Das Blaue Licht

Lecture quotidienne des journaux de divers pays sur le web. Actualité chargée et plutôt monothématique: commémoration de la mort de Massoud il y a deux ans, de la découverte du terrorisme par les américains deux jours après, deux kamikazes qui se font sauter à Jerusalem, des dizaines de morts, des enfants mitraillés dans les territoires occupés en représaille. La routine, quoi. Des attentats partout, des morts, ça saute dans tous les coins, le monde fait boum. Et nous, pendant ce temps-là, on parle de flash mobs sur nos blogs, donc tout va bien. Tant que personne n'attente à la vie de mon lecteur de mp3 portable ou autre gadget indispensable, il n'y a pas de raison de se révolter. J'aime l'humanité de plus en plus. L'autre fait tragique du jour: Simon et Garfunkel qui se reforment pour une série de concerts.

Mais je lis aussi que Leni Riefenstahl est morte hier. Elle avait 101 ans. Une femme fascinante, et dans un sens pas forcément positif. Elle a vécu plusieurs vies pendant ce siècle. Danseuse, puis actrice dans des films "de montagne" en vogue à l'époque. Remarquée en Allemagne au début des années 30, notamment par un jeune agitateur politique d'extrême-droite qui saura malheureusement se faire un nom quelques années plus tard: Adolf Hitler. Elle réalise son premier film, "Das Blaue Licht" ("La lumière bleue"), en 1932. Une sorte d'allégorie sur la pureté de la nature détruite par les humains. Hitler, admiratif, lui donne des moyens et un budget illimité pour qu'elle mette son talent au service de sa propagande. Résultat, en 1935 et 1936, deux bombes absolues dans l'histoire esthétique du cinéma mondial, qui définissent les règles du documentaire filmé: "Le triomphe de la volonté", sur le congrès du parti nazi à Nuremberg, et "Olympia" un an après, en 1936, sur les Jeux Olympiques de Berlin. Des images au contraste fort, des ralentis sur les corps des athlètes (dont Jesse Owens, sprinteur noir américain qui ridiculisera le führer - en emportant quatre médailles d'or quarant-huit ans avant Carl Lewis - et mettra à mal la supposée domination aryenne dont ces jeux devaient être la vitrine), des travellings, des prises de vue inouïes pour l'époque, une mise en scène géométrique qui transcende des mouvements de foules ordonnées au millimètre et donne à leur chef un aspect pratiquement surhumain. Le génie artistique au service de l'horreur. La mise en scène comme instrument définitif de propagande. Et toutes les questions qui en découlent sur l'impossible innocence des artistes, et l'impact de leurs oeuvres sur la société.

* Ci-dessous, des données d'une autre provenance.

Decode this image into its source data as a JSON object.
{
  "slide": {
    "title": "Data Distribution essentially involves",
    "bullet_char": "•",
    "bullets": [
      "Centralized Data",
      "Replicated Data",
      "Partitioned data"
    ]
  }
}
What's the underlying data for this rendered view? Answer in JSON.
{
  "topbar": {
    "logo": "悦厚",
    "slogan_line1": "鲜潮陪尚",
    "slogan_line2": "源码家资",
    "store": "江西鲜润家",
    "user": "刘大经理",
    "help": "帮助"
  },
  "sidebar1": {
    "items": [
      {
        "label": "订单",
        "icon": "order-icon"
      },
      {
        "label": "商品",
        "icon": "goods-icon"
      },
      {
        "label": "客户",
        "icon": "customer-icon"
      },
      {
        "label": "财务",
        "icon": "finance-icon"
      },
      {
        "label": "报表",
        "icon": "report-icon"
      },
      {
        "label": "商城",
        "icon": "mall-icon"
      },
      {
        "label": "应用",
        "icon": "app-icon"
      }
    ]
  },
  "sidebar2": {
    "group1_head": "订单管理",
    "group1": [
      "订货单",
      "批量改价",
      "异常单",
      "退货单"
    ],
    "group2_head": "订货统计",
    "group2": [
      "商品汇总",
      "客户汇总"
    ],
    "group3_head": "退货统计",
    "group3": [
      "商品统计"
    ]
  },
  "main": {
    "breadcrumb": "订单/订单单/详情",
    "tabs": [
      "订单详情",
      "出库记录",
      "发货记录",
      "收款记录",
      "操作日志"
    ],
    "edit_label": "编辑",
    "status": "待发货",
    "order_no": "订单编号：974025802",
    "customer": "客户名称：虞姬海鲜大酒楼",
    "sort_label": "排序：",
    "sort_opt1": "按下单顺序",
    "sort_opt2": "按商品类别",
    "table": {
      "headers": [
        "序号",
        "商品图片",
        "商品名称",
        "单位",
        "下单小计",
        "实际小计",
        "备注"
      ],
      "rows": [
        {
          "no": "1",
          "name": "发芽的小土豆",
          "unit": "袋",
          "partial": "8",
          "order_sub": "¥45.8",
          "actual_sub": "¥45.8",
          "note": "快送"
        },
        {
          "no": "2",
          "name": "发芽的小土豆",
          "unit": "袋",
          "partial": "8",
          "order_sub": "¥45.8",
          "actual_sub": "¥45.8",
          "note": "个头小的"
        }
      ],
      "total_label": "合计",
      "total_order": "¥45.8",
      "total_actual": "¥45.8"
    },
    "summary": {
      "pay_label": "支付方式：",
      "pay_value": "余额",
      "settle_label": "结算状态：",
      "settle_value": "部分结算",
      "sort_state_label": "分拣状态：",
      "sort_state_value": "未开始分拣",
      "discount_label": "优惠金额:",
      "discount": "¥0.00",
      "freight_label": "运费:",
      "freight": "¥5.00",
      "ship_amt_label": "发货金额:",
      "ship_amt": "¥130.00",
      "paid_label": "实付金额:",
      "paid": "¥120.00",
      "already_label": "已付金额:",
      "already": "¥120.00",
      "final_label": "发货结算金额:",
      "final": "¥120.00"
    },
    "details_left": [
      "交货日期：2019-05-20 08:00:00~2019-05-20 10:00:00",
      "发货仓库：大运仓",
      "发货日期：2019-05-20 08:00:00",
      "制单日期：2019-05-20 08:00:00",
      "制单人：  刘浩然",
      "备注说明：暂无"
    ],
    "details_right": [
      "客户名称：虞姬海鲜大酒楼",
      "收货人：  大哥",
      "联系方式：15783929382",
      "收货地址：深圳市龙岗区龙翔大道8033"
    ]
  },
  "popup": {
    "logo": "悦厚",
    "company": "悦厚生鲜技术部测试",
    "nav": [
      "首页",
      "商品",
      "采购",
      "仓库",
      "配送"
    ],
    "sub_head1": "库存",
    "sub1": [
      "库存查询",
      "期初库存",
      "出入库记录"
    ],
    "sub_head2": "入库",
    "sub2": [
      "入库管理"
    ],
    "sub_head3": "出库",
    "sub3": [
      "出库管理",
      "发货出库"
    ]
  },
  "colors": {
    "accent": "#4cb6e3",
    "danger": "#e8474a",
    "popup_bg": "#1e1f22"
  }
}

Sa seule et unique tentative de rédemption ne sera jamais vraiment achevée, pour cause de dénazification après la guerre, et jamais vraiment acceptée non plus, malgré le soutien de pointures comme Cocteau: un film qu'elle réalise et dont elle interprète l'héroïne principale. Une intrigue romantique plutôt simple qui aurait pu lui permettre d'expliquer ses contradictions d'artiste liée au pouvoir. Mais plus personne ne voulait entendre parler d'elle, ni en Allemagne ni en Europe, trop de mauvais souvenirs. Alors elle est partie en Afrique, continuer à photographier des corps d'athlètes dans des tribus du Soudan. Puis elle s'est lancée dans les documentaires sous-marins. A 90 ans.

Curieusement, on peut retrouver son influence esthétique dans certaines scènes de films très connus et très populaires. Dans "Star Wars", par exemple. Ou, ironie probablement volontaire de Spielberg, dans "La liste de Schindler". Quand un réalisateur veut donner une impression de puissance à des images de foule. Et, évidemment, dans absolument tous les reportages sportifs depuis soixante-dix ans.

J'ai toujours trouvé cette photo de 1932 de Leni Riefenstahl, ci-dessous, absolument fascinante, et c'est peut-être la raison principale pour laquelle je suis en train de parler de cette femme. Une beauté étrange et intemporelle. Un regard fixe, intense et pénétrant, et en même temps glacé et presque inhumain, d'autant plus mystérieux quand on sait au service de qui et de quoi elle a mis son immense talent.






PS: Un article de Libération à son propos, bien mieux écrit que le mien. Mais un peu n'importe quoi sur la fin: pour le journaliste, parce qu'elle sélectionnait les rushes de ses documentaires en éliminant ce qui n'est "pas beau", il est clair qu'elle pratiquait un eugénisme artistique à mettre en parallèle avec les atrocités nazies. Mon frêre qui est photographe est donc aussi un nazi, puisqu'il élimine 99% des photos qu'il prend et qui ne lui conviennent pas. Comme quoi on peut transformer n'importe quoi en argument. Tout est dans tout. Et vice-versa.